Ряд курьезных переделок был произведен Владиславлевым в здании университета. Вправо от парадного входа, в нижнем этаже, шли обширные раздевальные помещения, уставленные рядами вешалок, с огромными окнами на улицу. В конце раздевальной дверь вела в обширную студенческую библиотеку-читальню. Фундаментальная, научная библиотека помещалась наверху, а тут на столах были разложены все выходившие в России журналы и газеты, выдавалась студентам беллетристика, публицистика и ходовые в студенчестве книги для собственного чтения, а не для научной работы.

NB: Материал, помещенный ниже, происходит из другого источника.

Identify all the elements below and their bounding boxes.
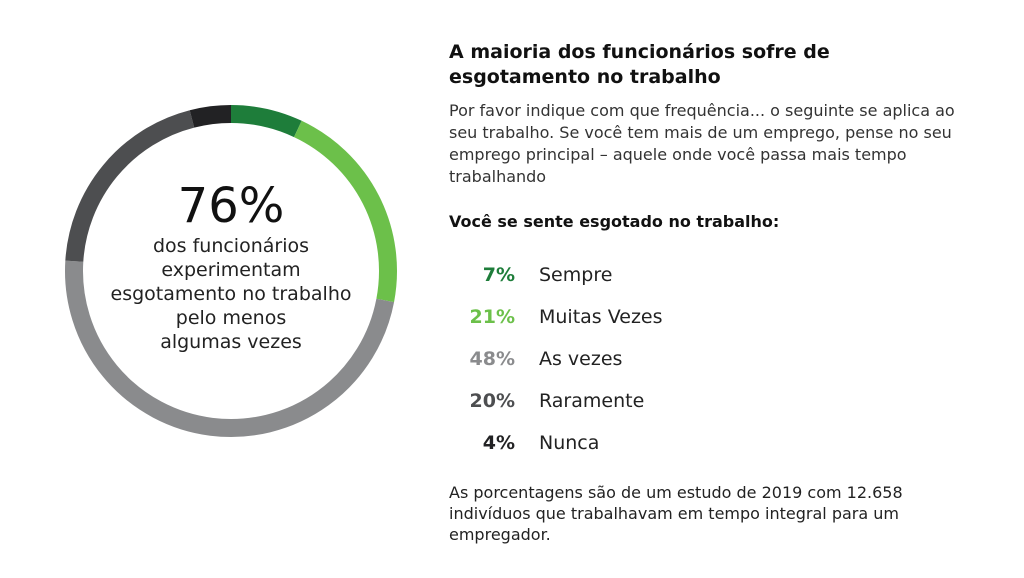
legend-label: Sempre (539, 264, 613, 286)
donut-segment-as-vezes (65, 260, 395, 437)
center-line: algumas vezes (160, 331, 302, 353)
center-line: experimentam (161, 259, 301, 281)
donut-segment-nunca (189, 105, 232, 128)
chart-title: A maioria dos funcionários sofre de esgo… (449, 41, 830, 88)
legend-row: 21% Muitas Vezes (449, 296, 663, 338)
donut-segment-raramente (65, 110, 195, 262)
legend-value: 21% (469, 306, 515, 328)
center-line: esgotamento no trabalho (110, 283, 352, 305)
center-line: dos funcionários (152, 235, 310, 257)
legend-row: 4% Nunca (449, 422, 663, 464)
legend-row: 7% Sempre (449, 254, 663, 296)
donut-chart (65, 105, 397, 437)
center-line: pelo menos (175, 307, 287, 329)
question: Você se sente esgotado no trabalho: (449, 212, 780, 231)
legend-value: 4% (482, 432, 515, 454)
legend-row: 20% Raramente (449, 380, 663, 422)
legend-label: As vezes (539, 348, 623, 370)
legend-label: Muitas Vezes (539, 306, 663, 328)
footnote: As porcentagens são de um estudo de 2019… (449, 483, 903, 544)
donut-center: 76% dos funcionários experimentam esgota… (81, 178, 381, 354)
legend-label: Raramente (539, 390, 645, 412)
legend-row: 48% As vezes (449, 338, 663, 380)
legend-value: 7% (482, 264, 515, 286)
legend-value: 48% (469, 348, 515, 370)
legend-value: 20% (469, 390, 515, 412)
legend: 7% Sempre 21% Muitas Vezes 48% As vezes 20% Rar… (449, 254, 663, 464)
donut-segment-sempre (230, 105, 302, 138)
center-value: 76% (177, 178, 285, 234)
description: Por favor indique com que frequência... … (449, 101, 955, 186)
donut-segment-muitas-vezes (293, 120, 397, 303)
legend-label: Nunca (539, 432, 600, 454)
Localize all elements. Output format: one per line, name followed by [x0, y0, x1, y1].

Заведывал студенческою читальнею Алексей Кириллович Кириллов, милый человек в темных очках, остроумный, большой приятель всех студентов. В задней части нижнего этажа, выходившей окнами на двор, помещался студенческий буфет.

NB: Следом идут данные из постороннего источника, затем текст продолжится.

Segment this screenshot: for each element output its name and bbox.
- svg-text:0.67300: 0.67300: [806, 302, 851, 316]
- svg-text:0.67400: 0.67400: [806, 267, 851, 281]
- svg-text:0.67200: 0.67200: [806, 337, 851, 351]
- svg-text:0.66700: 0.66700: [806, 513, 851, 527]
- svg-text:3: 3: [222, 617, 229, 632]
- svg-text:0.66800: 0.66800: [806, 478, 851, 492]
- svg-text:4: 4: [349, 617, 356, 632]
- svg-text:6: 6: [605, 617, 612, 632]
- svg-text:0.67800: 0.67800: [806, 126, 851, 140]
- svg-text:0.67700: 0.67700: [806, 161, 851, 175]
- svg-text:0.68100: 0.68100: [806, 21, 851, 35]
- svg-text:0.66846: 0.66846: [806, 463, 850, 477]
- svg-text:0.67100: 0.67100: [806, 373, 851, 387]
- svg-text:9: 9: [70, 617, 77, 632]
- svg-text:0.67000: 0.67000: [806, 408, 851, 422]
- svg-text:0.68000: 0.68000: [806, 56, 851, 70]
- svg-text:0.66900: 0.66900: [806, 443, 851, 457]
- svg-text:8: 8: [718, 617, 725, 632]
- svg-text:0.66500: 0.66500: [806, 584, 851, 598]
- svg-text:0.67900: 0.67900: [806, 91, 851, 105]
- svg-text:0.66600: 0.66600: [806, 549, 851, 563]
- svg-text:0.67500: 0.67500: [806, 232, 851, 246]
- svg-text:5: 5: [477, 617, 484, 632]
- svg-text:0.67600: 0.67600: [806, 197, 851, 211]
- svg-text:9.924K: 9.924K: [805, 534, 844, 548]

Владиславлев решил, что от читальни и буфета один только вред: они способствуют общению между студентами, взаимному знакомству, разговорам. Между тем первый же параграф университетского устава гласил: «Студент есть отдельный посетитель университета», — значит, всякое общение студентов между собою являлось нежелательным. Владиславлев закрыл студенческую читальню, все книги перевел в фундаментальную библиотеку, а выдачу их подчинил обычным правилам: текущих газет, журналов и беллетристики не выдавать. Пришлось ввести себе в бюджет новую расходную статью, — по пятачку в день на кружку пива: номер газеты стоил пятак, а в портерной за тот же пятак можно было читать все газеты и еженедельные журналы, и в придачу — кружка пива. Буфет университетский тоже был закрыт, нам предоставлено было питаться где угодно. Глухая стена без дверей отгородила переднюю часть нижнего помещения от задней. В передней части были устроены вешалки для физико-математического и восточного факультетов, в задней — для юридического и историко-филологического. В первое помещение можно было попасть только с улицы, во второе — только со двора. Это тоже во избежание «скопа».

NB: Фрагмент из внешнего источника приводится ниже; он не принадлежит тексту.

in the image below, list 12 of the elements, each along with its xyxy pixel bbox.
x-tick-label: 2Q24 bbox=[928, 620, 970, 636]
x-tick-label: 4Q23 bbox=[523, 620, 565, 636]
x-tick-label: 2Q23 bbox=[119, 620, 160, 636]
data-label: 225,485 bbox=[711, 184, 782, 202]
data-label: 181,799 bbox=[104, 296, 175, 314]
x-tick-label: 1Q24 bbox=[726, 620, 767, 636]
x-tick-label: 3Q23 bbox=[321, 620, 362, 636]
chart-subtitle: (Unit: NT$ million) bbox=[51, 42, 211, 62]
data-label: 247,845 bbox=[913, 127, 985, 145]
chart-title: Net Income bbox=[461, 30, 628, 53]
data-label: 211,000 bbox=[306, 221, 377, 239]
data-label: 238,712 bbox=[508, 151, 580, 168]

Воротившись с каникул осенью, мы, по старой привычке, спешили в читальню, открывали дверь и в изумлении останавливались: вместо читальни был большой, великолепно оборудованный… ватерклозет! Кафельный пол, белые писсуары, желтые двери уютных каюток. Нужно же было придумать! Ходила острота, что в Петербургском университете произошли две соответственных перемены: вместо Андреевского — Владиславлев и вместо читальни — ватерклозет.